Tuesday, February 17, 2015

Given a number A and a set of given digits D, find the smallest number which is larger than A and consists of the digits only from the set D.



Problem statement:
Given digit[] D, and a number A. Find the smallest number which is larger than A, 
* and is consisted by the digit in D.

For example:
D = [0, 1, 8, 3], A = 8821. Result: 8830
D = [0, 1, 8, 3], A = 8310. Result: 8311
D = [0, 1, 8, 3], A = 12345. Result: 13000


Two steps algorithm:
case 1: some of the digits in the number A are not found in D
1. scan from left to right of the digits in the given number, find the digit is not in the set D, try to replace it with bigger digit in the set D, then replace all rest of the digits in the number with the smallest digit in the set D.

1a. if we can't find bigger digit for the digit not found in D, starting from left neighbor of current digit, scan from right to left, try to replace the digit with bigger digit in set D,

if 1a fail, then generate the smallest number which has more digits than A. 

case 2: all of the digits in the number A are found in D
2. If all digits in the number are found in the set, then go from right to left to scan all digits in the number, find the digit in the set which is larger than it, replace current digit with it and replace all rest of the digits on the right with smallest digit in the set D.

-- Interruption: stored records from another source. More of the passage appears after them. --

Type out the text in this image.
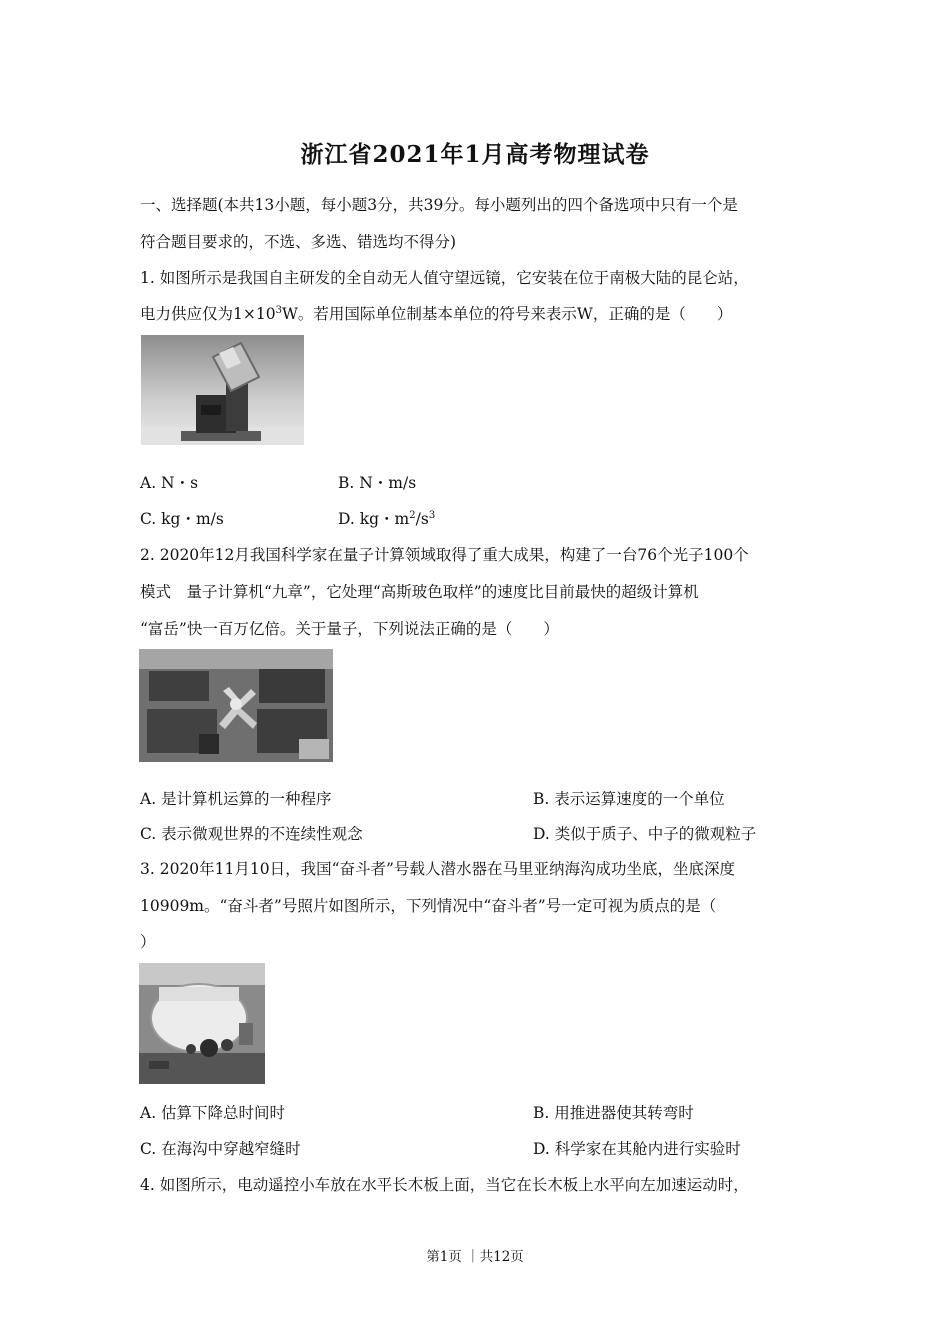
浙江省2021年1月高考物理试卷
一、选择题(本共13小题，每小题3分，共39分。每小题列出的四个备选项中只有一个是
符合题目要求的，不选、多选、错选均不得分)
1. 如图所示是我国自主研发的全自动无人值守望远镜，它安装在位于南极大陆的昆仑站，
电力供应仅为$1\times 10^3W$。若用国际单位制基本单位的符号来表示W，正确的是（　　）
A. N・s	B. N・m/s
C. kg・m/s	D. kg・$m^2/s^3$
2. 2020年12月我国科学家在量子计算领域取得了重大成果，构建了一台76个光子100个
模式　量子计算机“九章”，它处理“高斯玻色取样”的速度比目前最快的超级计算机
“富岳”快一百万亿倍。关于量子，下列说法正确的是（　　）
A. 是计算机运算的一种程序	B. 表示运算速度的一个单位
C. 表示微观世界的不连续性观念	D. 类似于质子、中子的微观粒子
3. 2020年11月10日，我国“奋斗者”号载人潜水器在马里亚纳海沟成功坐底，坐底深度
10909m。“奋斗者”号照片如图所示，下列情况中“奋斗者”号一定可视为质点的是（
）
A. 估算下降总时间时	B. 用推进器使其转弯时
C. 在海沟中穿越窄缝时	D. 科学家在其舱内进行实验时
4. 如图所示，电动遥控小车放在水平长木板上面，当它在长木板上水平向左加速运动时，
第1页 ｜共12页
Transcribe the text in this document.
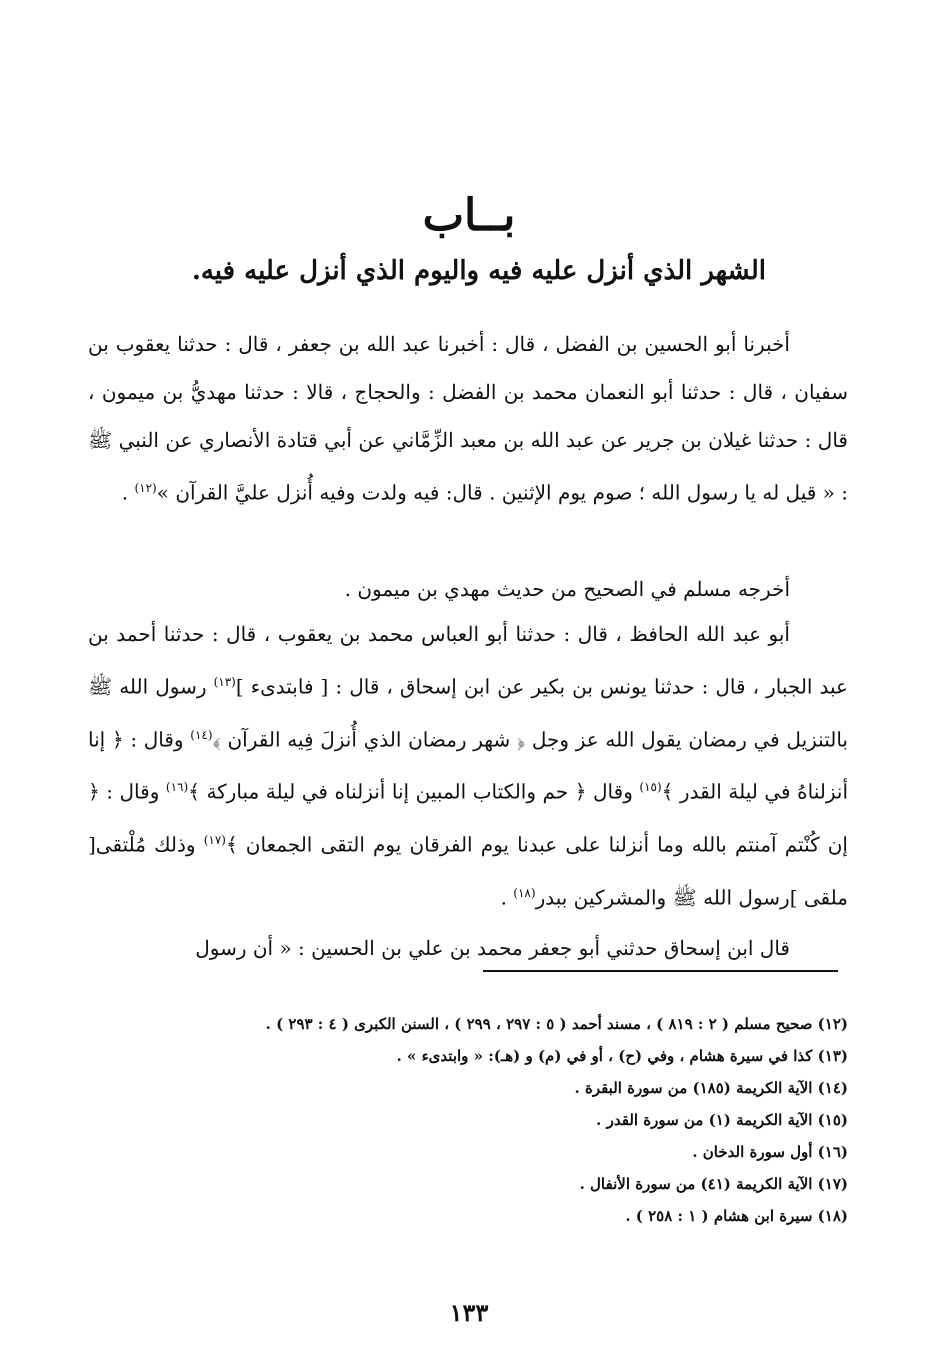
بــاب
الشهر الذي أنزل عليه فيه واليوم الذي أنزل عليه فيه.

أخبرنا أبو الحسين بن الفضل ، قال : أخبرنا عبد الله بن جعفر ، قال : حدثنا يعقوب بن سفيان ، قال : حدثنا أبو النعمان محمد بن الفضل : والحجاج ، قالا : حدثنا مهديُّ بن ميمون ، قال : حدثنا غيلان بن جرير عن عبد الله بن معبد الزِّمَّاني عن أبي قتادة الأنصاري عن النبي ﷺ : « قيل له يا رسول الله ؛ صوم يوم الإثنين . قال: فيه ولدت وفيه أُنزل عليَّ القرآن »$^{(١٢)}$ .

أخرجه مسلم في الصحيح من حديث مهدي بن ميمون .

أبو عبد الله الحافظ ، قال : حدثنا أبو العباس محمد بن يعقوب ، قال : حدثنا أحمد بن عبد الجبار ، قال : حدثنا يونس بن بكير عن ابن إسحاق ، قال : [ فابتدىء ]$^{(١٣)}$ رسول الله ﷺ بالتنزيل في رمضان يقول الله عز وجل ﴿ شهر رمضان الذي أُنزلَ فِيه القرآن ﴾$^{(١٤)}$ وقال : ﴿ إنا أنزلناهُ في ليلة القدر ﴾$^{(١٥)}$ وقال ﴿ حم والكتاب المبين إنا أنزلناه في ليلة مباركة ﴾$^{(١٦)}$ وقال : ﴿ إن كُنْتم آمنتم بالله وما أنزلنا على عبدنا يوم الفرقان يوم التقى الجمعان ﴾$^{(١٧)}$ وذلك مُلْتقى[ ملقى ]رسول الله ﷺ والمشركين ببدر$^{(١٨)}$ .

قال ابن إسحاق حدثني أبو جعفر محمد بن علي بن الحسين : « أن رسول

(١٢) صحيح مسلم ( ٢ : ٨١٩ ) ، مسند أحمد ( ٥ : ٢٩٧ ، ٢٩٩ ) ، السنن الكبرى ( ٤ : ٢٩٣ ) .

(١٣) كذا في سيرة هشام ، وفي (ح) ، أو في (م) و (هـ): « وابتدىء » .

(١٤) الآية الكريمة (١٨٥) من سورة البقرة .

(١٥) الآية الكريمة (١) من سورة القدر .

(١٦) أول سورة الدخان .

(١٧) الآية الكريمة (٤١) من سورة الأنفال .

(١٨) سيرة ابن هشام ( ١ : ٢٥٨ ) .

١٣٣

2a. if we can't find bigger digits in D for any digits in A, then generate the smallest number which has more digits than A. 


/*
 * Given digit[] D, and a number A. Find the smallest number which is larger than A, 
 * and is consisted by the digit in D.

For example:
D = [0, 1, 8, 3], A = 8821. Result: 8830
D = [0, 1, 8, 3], A = 8310. Result: 8311
D = [0, 1, 8, 3], A = 12345. Result: 13000
*/



public static int[] findSmallestNumberUsingDigits(int[] D, int source){
int len = 0, copy = source;
while(copy>0){
copy = copy/10; len++;
}
int[] digits = new int[len];
copy = source;
while(copy>0){
digits[--len] = copy%10;
copy = copy/10;
}
//java uses quick-sort if size is small then actually insertion sort
Arrays.sort(D);
//step 1
//scan from left to right find the one digit in the number not in D and try to replace it //with larger digit in D
//if succeed set flag to true, then replace the rest of digits on the right with smallest //digits in D
//if failed, then call getNextGreater()
boolean flag = false;
for(int i=0; i<digits.length; i++){
        if(flag){
        digits[i] = D[0];
continue;
}

int target = Arrays.binarySearch(D, digits[i]);
if(target<0){
int insertion = (target+1)*(-1);
if(insertion == D.length){
//throw new IllegalArgumentException("Not possible");
//now we scan to the left to increase the digit
int k = i-1;
for(; k>=0; k--){
target = Arrays.binarySearch(D, digits[k]);
if(target+1<D.length){
digits[k] = D[target+1];
i = k;
break;
}
}
if(k<0){
return getNextGreater(digits, D);
}

}else{
digits[i] = D[insertion];
}
flag = true;
}
}

if(flag)
return digits;

//step 2
//if all digits are in D
//then starting from right, find the larger digit in D than current digit,
//if found, replace current digit with the found digit and replace the rest of the digits on //the right with smallest digit in D
//otherwise call getNextGreater()
int i = digits.length-1;
for(; i>=0; i--){
int target = Arrays.binarySearch(D, digits[i]);
if(target+1<D.length){
digits[i] = D[target+1];
flag = true;
break;
}
}

if(!flag)
return getNextGreater(digits, D);

for(int j = i+1; j<digits.length; j++)
digits[j] = D[0];

return digits;

}

public static int[] getNextGreater(int[] digits, int[] D){
int[] ds = new int[digits.length+1];
ds[0] = D[0]==0?D[1]:D[0];
for(int id=1; id<ds.length; id++)
ds[id] = D[0];
return ds;
}


8 comments:

  1. Do you consider this test case: D = [0, 1, 8, 3], A = 8911 ?

    ReplyDelete
  2. Yep, it is in step 1 and throw exception. The algorithm is simple, scan from left to right, then scan right to left. ;)

    ReplyDelete
    Replies
    1. I think for D = [0, 1, 8, 3], A = 8911, it has answer of 10000

      Delete
    2. ok, i missed the cases where exceptions are thrown which should not be thrown. made the change.

      Delete
    3. just being curious, where did this problem come from?

      Delete
    4. It is tricky, but doesn't look like good interview question. Just my 2c.

      Delete
    5. did some clean up on this blog and source code as well. The reason I don't like this type of question is that it doesn't relate to any basic algorithm, binary search is not important here. While the problem of "Given a number n, find the smallest number that has same set of digits as n and is greater than n." is great, for it tests our knowledge in sort and search.

      Delete